I didn’t do anything today. It’s cold and I worked. That’s about it. I just ruined that 239 weight with some pizza for dinner. My stomach is back to normal and I feel good. I’m also hungry.

I wrote out three different circuits to run throughout the week. I’m not committed to any one rep scheme but I think I’ll use the same weights on all sets to keep it simple. I might do 5x5, 3x8, etc. I’ll be starting with 5x5 though. I tried to pick exercises so that I don’t have to clean the bar back to the rack. I’m going to give overhead squats a shot. They’ll be very light and will probably challenge my mobility and stability more than anything. I think that’ll be a good thing…?


#3466

12.30.18

Woke at 238.6 lbs so last night wasn’t too bad. I had a good day of eating and thought I blew it last night with pizza and chocolate.


#3467

Just remember, full body is anti-recovery. I’ve always loved full body, but it has not loved me back. There’s just not enough opportunity for full recovery, even only at 3x/week. What happens is you slowly dig deeper into recovery debt until something breaks. I’m a case study example.

You dont think you’re building fatigue with some of the smaller movements, say split squats or OH squats, but you are. Especially with your personality type to push everything harder than necessary.

Edit: this is obviously not targeted at everyone, but it is for those that are injured or not recovering optimally.


#3468

I’ve actually done well with full body in the past. I ran a full body 5/3/1 variation for awhile and enjoyed it. This particular round of full body is only designed for conditioning and muscle maintenance. My top priorities are still to lose fat and get in better shape. I shouldn’t really be pushing my limits on any of the exercises.

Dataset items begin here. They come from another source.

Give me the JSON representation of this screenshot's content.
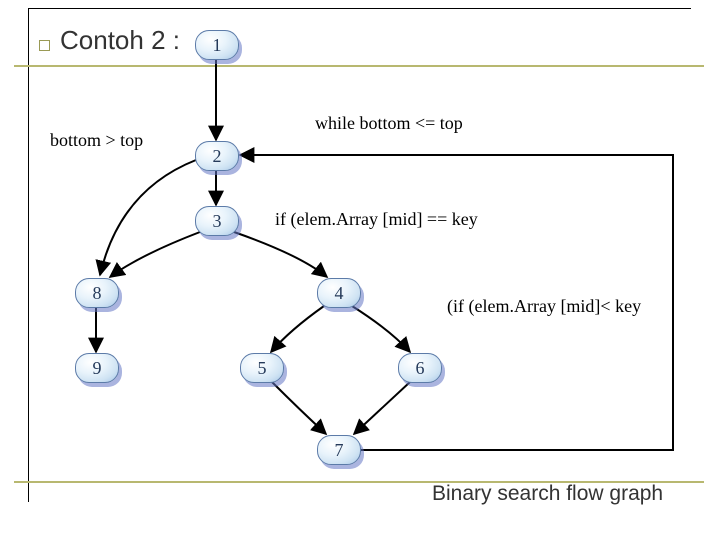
{
  "title": "Contoh 2 :",
  "caption": "Binary search flow graph",
  "nodes": {
    "n1": "1",
    "n2": "2",
    "n3": "3",
    "n4": "4",
    "n5": "5",
    "n6": "6",
    "n7": "7",
    "n8": "8",
    "n9": "9"
  },
  "edge_labels": {
    "while": "while bottom <= top",
    "bottom_gt_top": "bottom > top",
    "if_eq": "if (elem.Array [mid] == key",
    "if_lt": "(if (elem.Array [mid]< key"
  },
  "chart_data": {
    "type": "diagram",
    "title": "Binary search flow graph",
    "nodes": [
      {
        "id": 1
      },
      {
        "id": 2
      },
      {
        "id": 3
      },
      {
        "id": 4
      },
      {
        "id": 5
      },
      {
        "id": 6
      },
      {
        "id": 7
      },
      {
        "id": 8
      },
      {
        "id": 9
      }
    ],
    "edges": [
      {
        "from": 1,
        "to": 2
      },
      {
        "from": 2,
        "to": 3,
        "label": "while bottom <= top"
      },
      {
        "from": 2,
        "to": 8,
        "label": "bottom > top"
      },
      {
        "from": 3,
        "to": 8,
        "label": "if (elem.Array [mid] == key"
      },
      {
        "from": 3,
        "to": 4
      },
      {
        "from": 4,
        "to": 5,
        "label": "(if (elem.Array [mid]< key"
      },
      {
        "from": 4,
        "to": 6
      },
      {
        "from": 5,
        "to": 7
      },
      {
        "from": 6,
        "to": 7
      },
      {
        "from": 7,
        "to": 2
      },
      {
        "from": 8,
        "to": 9
      }
    ]
  }
}
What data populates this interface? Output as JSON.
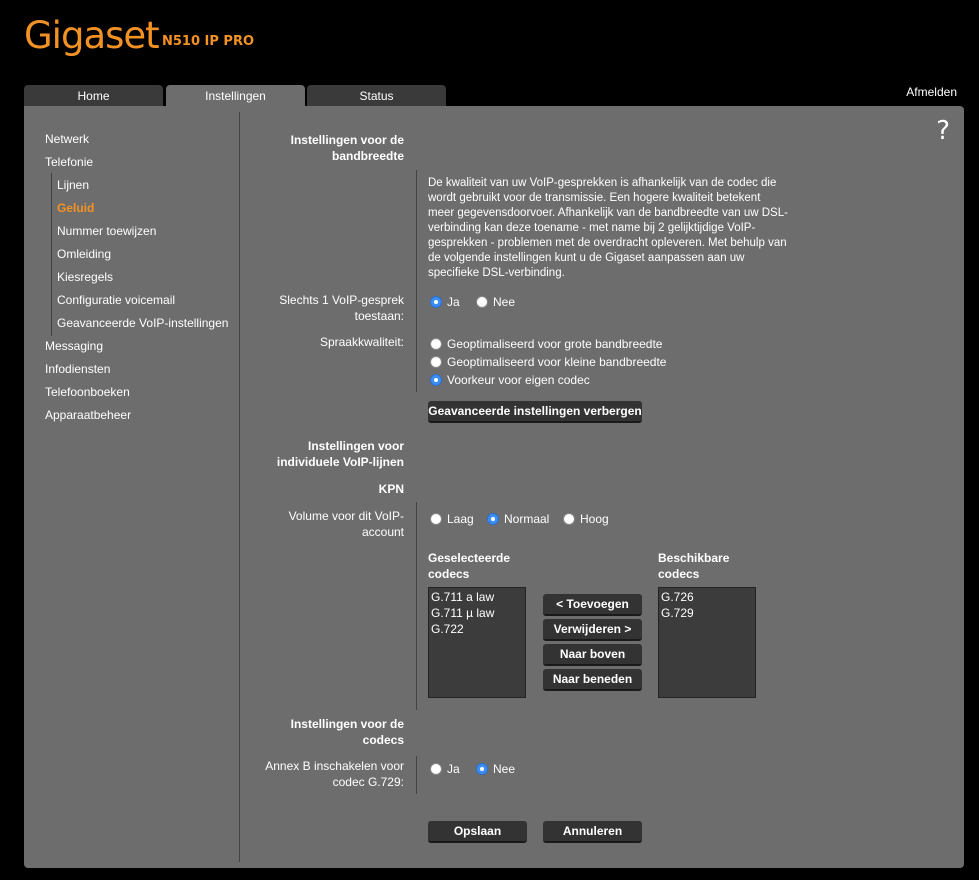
{
  "brand": {
    "logo": "Gigaset",
    "model": "N510 IP PRO"
  },
  "tabs": [
    {
      "label": "Home"
    },
    {
      "label": "Instellingen"
    },
    {
      "label": "Status"
    }
  ],
  "logout": "Afmelden",
  "help": "?",
  "nav": {
    "items": [
      "Netwerk",
      "Telefonie",
      "Lijnen",
      "Geluid",
      "Nummer toewijzen",
      "Omleiding",
      "Kiesregels",
      "Configuratie voicemail",
      "Geavanceerde VoIP-instellingen",
      "Messaging",
      "Infodiensten",
      "Telefoonboeken",
      "Apparaatbeheer"
    ]
  },
  "bandwidth": {
    "heading_1": "Instellingen voor de",
    "heading_2": "bandbreedte",
    "desc": "De kwaliteit van uw VoIP-gesprekken is afhankelijk van de codec die wordt gebruikt voor de transmissie. Een hogere kwaliteit betekent meer gegevensdoorvoer. Afhankelijk van de bandbreedte van uw DSL-verbinding kan deze toename - met name bij 2 gelijktijdige VoIP-gesprekken - problemen met de overdracht opleveren. Met behulp van de volgende instellingen kunt u de Gigaset aanpassen aan uw specifieke DSL-verbinding.",
    "single_call_label_1": "Slechts 1 VoIP-gesprek",
    "single_call_label_2": "toestaan:",
    "single_call_yes": "Ja",
    "single_call_no": "Nee",
    "quality_label": "Spraakkwaliteit:",
    "quality_options": [
      "Geoptimaliseerd voor grote bandbreedte",
      "Geoptimaliseerd voor kleine bandbreedte",
      "Voorkeur voor eigen codec"
    ],
    "hide_advanced": "Geavanceerde instellingen verbergen"
  },
  "lines": {
    "heading_1": "Instellingen voor",
    "heading_2": "individuele VoIP-lijnen",
    "provider": "KPN",
    "volume_label_1": "Volume voor dit VoIP-",
    "volume_label_2": "account",
    "volume_options": [
      "Laag",
      "Normaal",
      "Hoog"
    ],
    "selected_head_1": "Geselecteerde",
    "selected_head_2": "codecs",
    "available_head_1": "Beschikbare",
    "available_head_2": "codecs",
    "selected_codecs": [
      "G.711 a law",
      "G.711 µ law",
      "G.722"
    ],
    "available_codecs": [
      "G.726",
      "G.729"
    ],
    "buttons": {
      "add": "< Toevoegen",
      "remove": "Verwijderen >",
      "up": "Naar boven",
      "down": "Naar beneden"
    }
  },
  "codecs": {
    "heading_1": "Instellingen voor de",
    "heading_2": "codecs",
    "annex_label_1": "Annex B inschakelen voor",
    "annex_label_2": "codec G.729:",
    "yes": "Ja",
    "no": "Nee"
  },
  "footer": {
    "save": "Opslaan",
    "cancel": "Annuleren"
  },
  "colors": {
    "accent": "#f39224",
    "panel": "#6d6d6d",
    "radio_selected": "#3b8ef3"
  }
}
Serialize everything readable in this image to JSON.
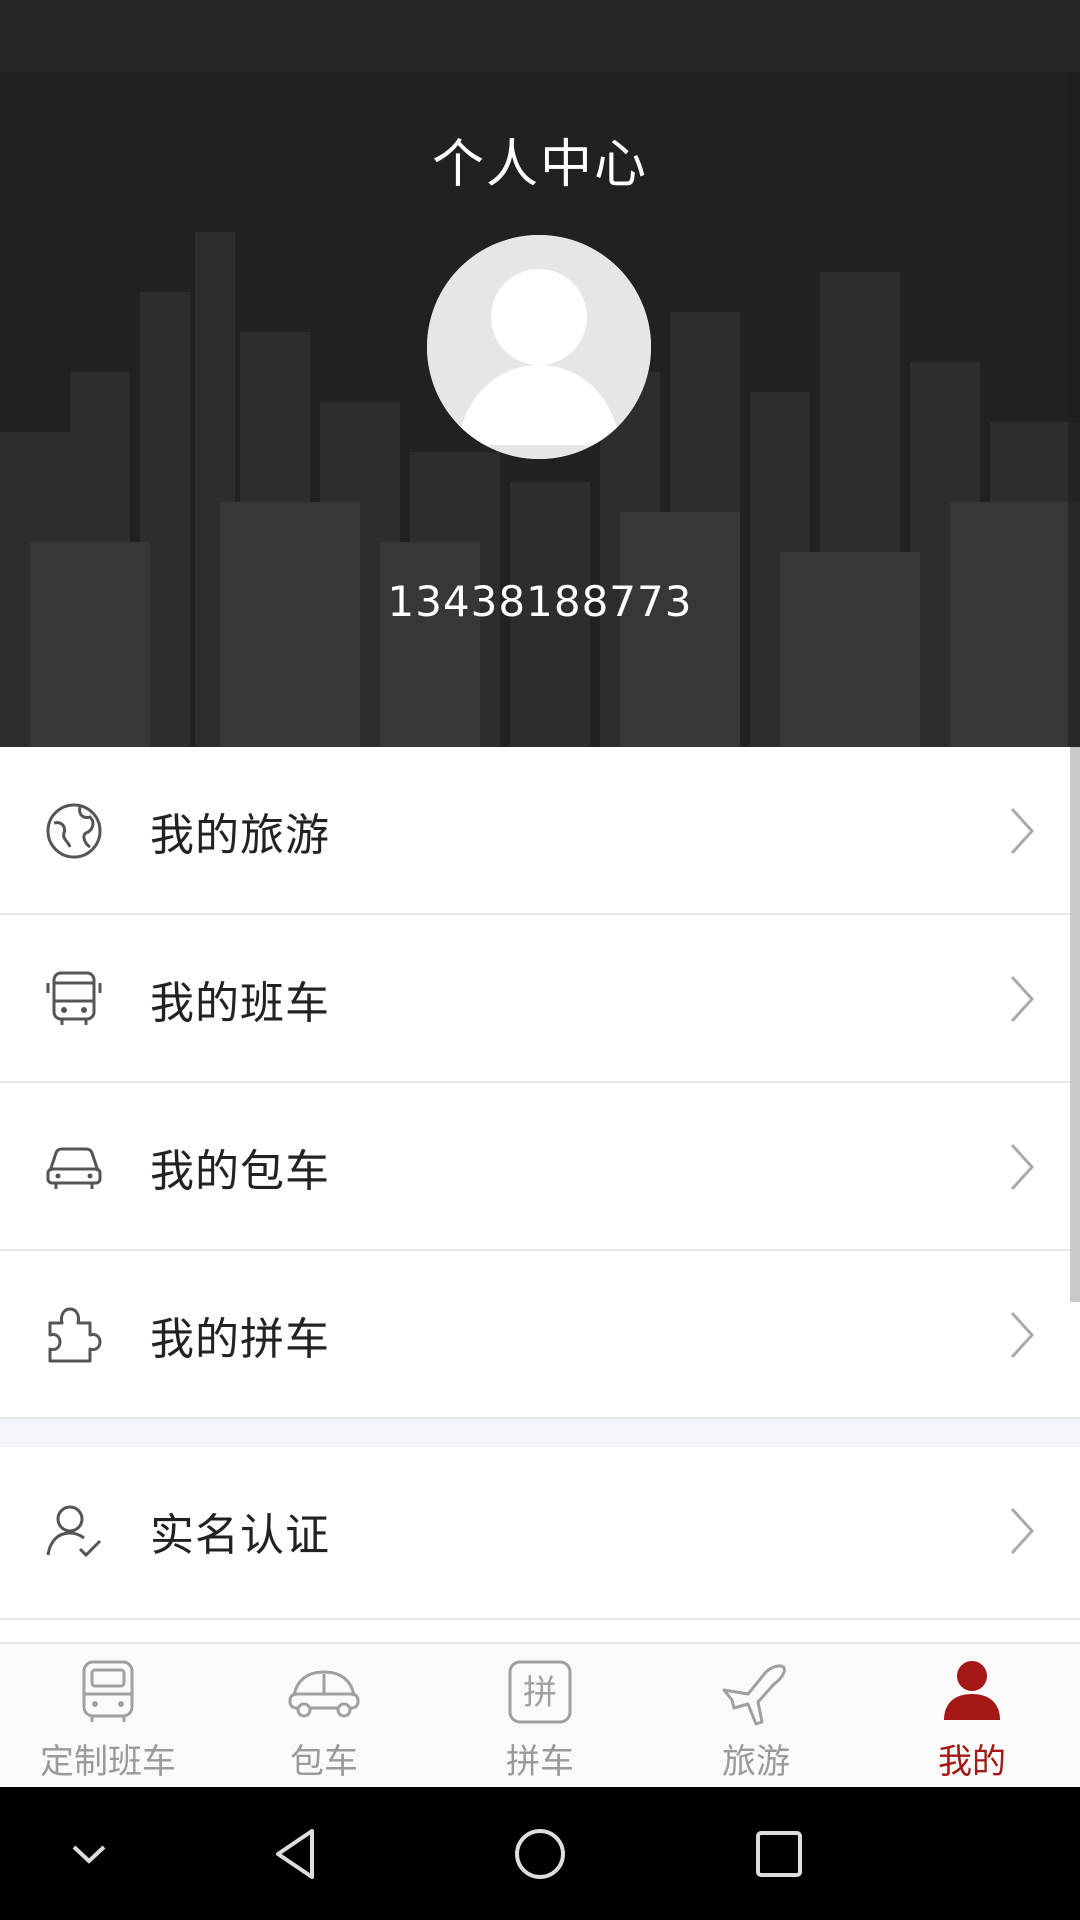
{
  "header": {
    "title": "个人中心",
    "phone": "13438188773"
  },
  "menu": {
    "items": [
      {
        "label": "我的旅游",
        "icon": "globe-icon"
      },
      {
        "label": "我的班车",
        "icon": "bus-icon"
      },
      {
        "label": "我的包车",
        "icon": "car-icon"
      },
      {
        "label": "我的拼车",
        "icon": "puzzle-icon"
      }
    ],
    "verify": {
      "label": "实名认证",
      "icon": "user-check-icon"
    }
  },
  "tabbar": {
    "tabs": [
      {
        "label": "定制班车",
        "icon": "bus-icon",
        "active": false
      },
      {
        "label": "包车",
        "icon": "car-icon",
        "active": false
      },
      {
        "label": "拼车",
        "icon": "pin-icon",
        "icon_text": "拼",
        "active": false
      },
      {
        "label": "旅游",
        "icon": "plane-icon",
        "active": false
      },
      {
        "label": "我的",
        "icon": "user-icon",
        "active": true
      }
    ]
  },
  "colors": {
    "accent": "#a41815",
    "tab_inactive": "#9a9a9a",
    "header_bg": "#2e2e2e"
  }
}
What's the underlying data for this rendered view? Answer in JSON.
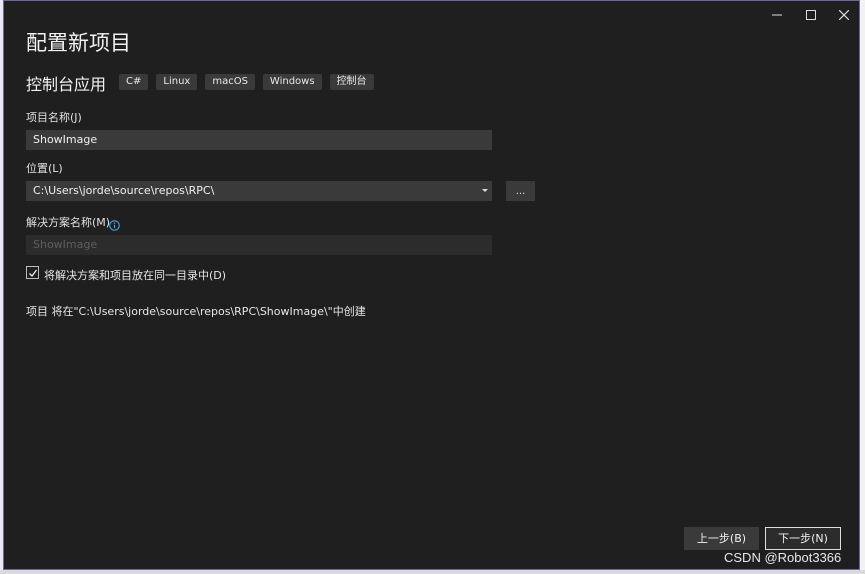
{
  "window": {
    "title": "配置新项目",
    "controls": [
      "minimize-icon",
      "maximize-icon",
      "close-icon"
    ]
  },
  "template": {
    "name": "控制台应用",
    "tags": [
      "C#",
      "Linux",
      "macOS",
      "Windows",
      "控制台"
    ]
  },
  "project_name": {
    "label": "项目名称(J)",
    "value": "ShowImage"
  },
  "location": {
    "label": "位置(L)",
    "value": "C:\\Users\\jorde\\source\\repos\\RPC\\",
    "browse_label": "..."
  },
  "solution_name": {
    "label": "解决方案名称(M)",
    "placeholder": "ShowImage",
    "info_icon": "info-icon"
  },
  "same_dir": {
    "label": "将解决方案和项目放在同一目录中(D)",
    "checked": true
  },
  "summary": "项目 将在\"C:\\Users\\jorde\\source\\repos\\RPC\\ShowImage\\\"中创建",
  "buttons": {
    "back": "上一步(B)",
    "next": "下一步(N)"
  },
  "watermark": "CSDN @Robot3366"
}
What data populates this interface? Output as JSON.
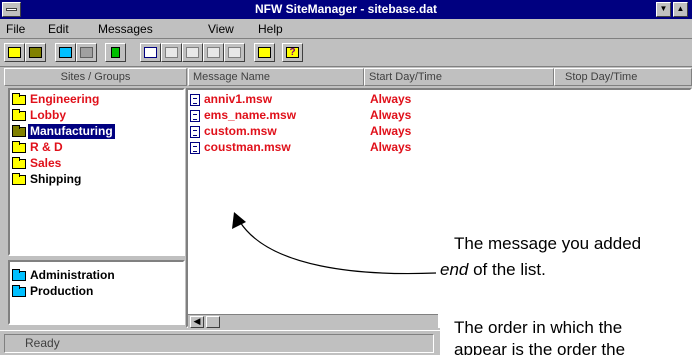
{
  "window": {
    "title": "NFW SiteManager - sitebase.dat",
    "min_glyph": "▼",
    "max_glyph": "▲"
  },
  "menu": {
    "items": [
      {
        "label": "File"
      },
      {
        "label": "Edit"
      },
      {
        "label": "Messages"
      },
      {
        "label": "View"
      },
      {
        "label": "Help"
      }
    ]
  },
  "toolbar": {
    "buttons": [
      {
        "icon": "open-folder-icon"
      },
      {
        "icon": "save-icon"
      },
      {
        "icon": "link-icon"
      },
      {
        "icon": "disconnect-icon"
      },
      {
        "icon": "trash-icon"
      },
      {
        "icon": "new-message-icon"
      },
      {
        "icon": "edit-icon"
      },
      {
        "icon": "copy-icon"
      },
      {
        "icon": "table-icon"
      },
      {
        "icon": "pen-icon"
      },
      {
        "icon": "schedule-icon"
      },
      {
        "icon": "help-icon"
      }
    ]
  },
  "columns": {
    "sites_groups": "Sites / Groups",
    "message_name": "Message Name",
    "start": "Start Day/Time",
    "stop": "Stop Day/Time"
  },
  "groups": [
    {
      "label": "Engineering",
      "color": "#e0101a",
      "selected": false
    },
    {
      "label": "Lobby",
      "color": "#e0101a",
      "selected": false
    },
    {
      "label": "Manufacturing",
      "color": "#ffffff",
      "selected": true
    },
    {
      "label": "R & D",
      "color": "#e0101a",
      "selected": false
    },
    {
      "label": "Sales",
      "color": "#e0101a",
      "selected": false
    },
    {
      "label": "Shipping",
      "color": "#000000",
      "selected": false
    }
  ],
  "distribution_lists": [
    {
      "label": "Administration"
    },
    {
      "label": "Production"
    }
  ],
  "messages": [
    {
      "name": "anniv1.msw",
      "start": "Always"
    },
    {
      "name": "ems_name.msw",
      "start": "Always"
    },
    {
      "name": "custom.msw",
      "start": "Always"
    },
    {
      "name": "coustman.msw",
      "start": "Always"
    }
  ],
  "status": {
    "text": "Ready"
  },
  "callout": {
    "line1": "The message you added",
    "line2_em": "end",
    "line2_rest": " of the list.",
    "line3": "The order in which the",
    "line4": "appear is the order the"
  }
}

I’m trying to build my own thing here. I’m not pursuing strength at the moment, but I also don’t like the “run yourself into the ground” CrossFit type stuff (obviously). I think a full body circuit with no rest, lower reps, and higher weights could get me to where I want to be. I get to move some weight which always feels good. I get to push the pace and work on my conditioning, but there won’t be any sets long enough to really destroy me. The cumulative effect should be 30 to 40 minutes of moderate to high intensity work.

Happy cake day!


#3469

I recently got a punisher skull teeshirt and it’s my favourite training top. It reminds me of your avatar and therefore by default you’re my lifting partner haha


#3470

Nice! I have two shirts with The Punisher on them. One is the Under Armour one that I’ve seen CT wear (it was a Father’s Day gift) and the other is from the local supplement shop. I always wear one if it’s going to be a rough day at the gym. It seems fitting.


#3471

Yeah I was box squatting today and before my 1RM attempt all I could think was
“Go with God”
‘… God’s gonna sit this one out’


#3472

Happy New Year J :slight_smile:

About the full body and recovery, I think as long as you’re not doing high intensity for several reps it’s good.
I did BfB and added some weights every week by week 4 or 5 my 1 rep was very close to 1RM and 2 reps were over 90% as well and 3 reps were close to 90%. That I couldn’t recover from.
And I know by now that you’re a smart guy about these things, so I find your circuits very good. So good luck with them I hope they bring some joy back to lifting.